Pricing for magnesium frames is on par with carbon fiber, though the prices for carbon seem to be dropping as adoption increases. The Wac Carbon X.9 build is priced at $4,400 which isn’t cheap but at least it’s in the ballpark.
Somehow I doubt magnesium mountain bike frames will become mainstream anytime soon but you never know…
A little off topic, but still involving magnesium. Well, if anything they are worth some $$$$$$$. Magnesium is expensive and has a big return in scraping as much as titanium does. One thing for sure, magnesium is extremely dangerous when it reaches ignition point or when it is around excess heat like a fire. Very sensitive to water when on or around fire, so it needs a Class D extinguishing, which is for metal fires. I have fought Class D fires at metal fabricating plants and it is nothing nice to deal with these kind of fires. Most of the time water is actually an accelerate with hot metals such as magnesium, sometimes causing a real bad reaction that can be very volatile. Anyway, just my two cents!
A nice way to differentiate a frame builder, but I doubt much beyond that. Mainstream materials with the current throughput will always trounce a low volume high cost frame material.

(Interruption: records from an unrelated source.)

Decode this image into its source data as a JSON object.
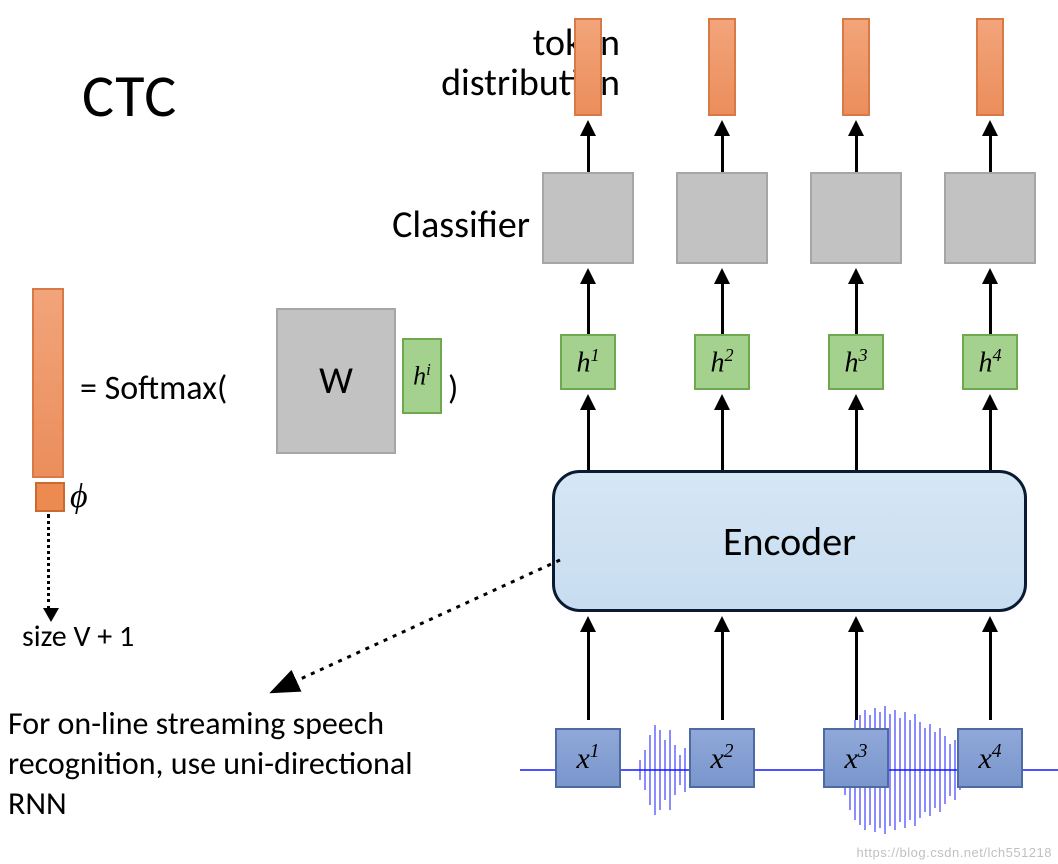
{
  "title": "CTC",
  "token_label_line1": "token",
  "token_label_line2": "distribution",
  "classifier_label": "Classifier",
  "softmax_prefix": "= Softmax(",
  "softmax_suffix": " )",
  "W_label": "W",
  "h_i_label_base": "h",
  "h_i_label_sup": "i",
  "phi_label": "ϕ",
  "size_label": "size V + 1",
  "note_line1": "For on-line streaming speech",
  "note_line2": "recognition, use uni-directional",
  "note_line3": "RNN",
  "encoder_label": "Encoder",
  "h_labels": [
    "h",
    "h",
    "h",
    "h"
  ],
  "h_sups": [
    "1",
    "2",
    "3",
    "4"
  ],
  "x_labels": [
    "x",
    "x",
    "x",
    "x"
  ],
  "x_sups": [
    "1",
    "2",
    "3",
    "4"
  ],
  "watermark": "https://blog.csdn.net/lch551218",
  "colors": {
    "orange": "#ec8a4f",
    "green": "#a4d18d",
    "grey": "#c2c2c2",
    "blue_fill": "#c7ddf0",
    "x_blue": "#7a96cc",
    "wave_blue": "#1418ff"
  }
}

As for mongoose’s remarks about magnesium…yes it’s an ingredient in flares and can burn in both aerobic and anaerobic (CO2) environments. But VW and Porsche engine blocks have been made of this in alloy form for years which always explained the crazy VW engine fires i guess.
If caught in a bind and needed to start a fire, I guess you could file off some of the frame to make a firestarter!!
I would have to be in a pretty bad situation to file off part of my frame for fire if I had paid that much 🙂 at this rate when are they going to make an all scandium frame. It’s light and strong (Smith and Wesson makes revolvers out of it) and should only cost as much as a cheap car….. [that was sarcasm if it wasn’t apparent]
Hey Devin, they do make all scandium frames. Not too long ago there was either a posting or blog about these scandium frames here on Singletracks, even though it was also posted in one of the major MTB magazines last year I believe. Cannot remember which magazine it was, but it was one of them anyways.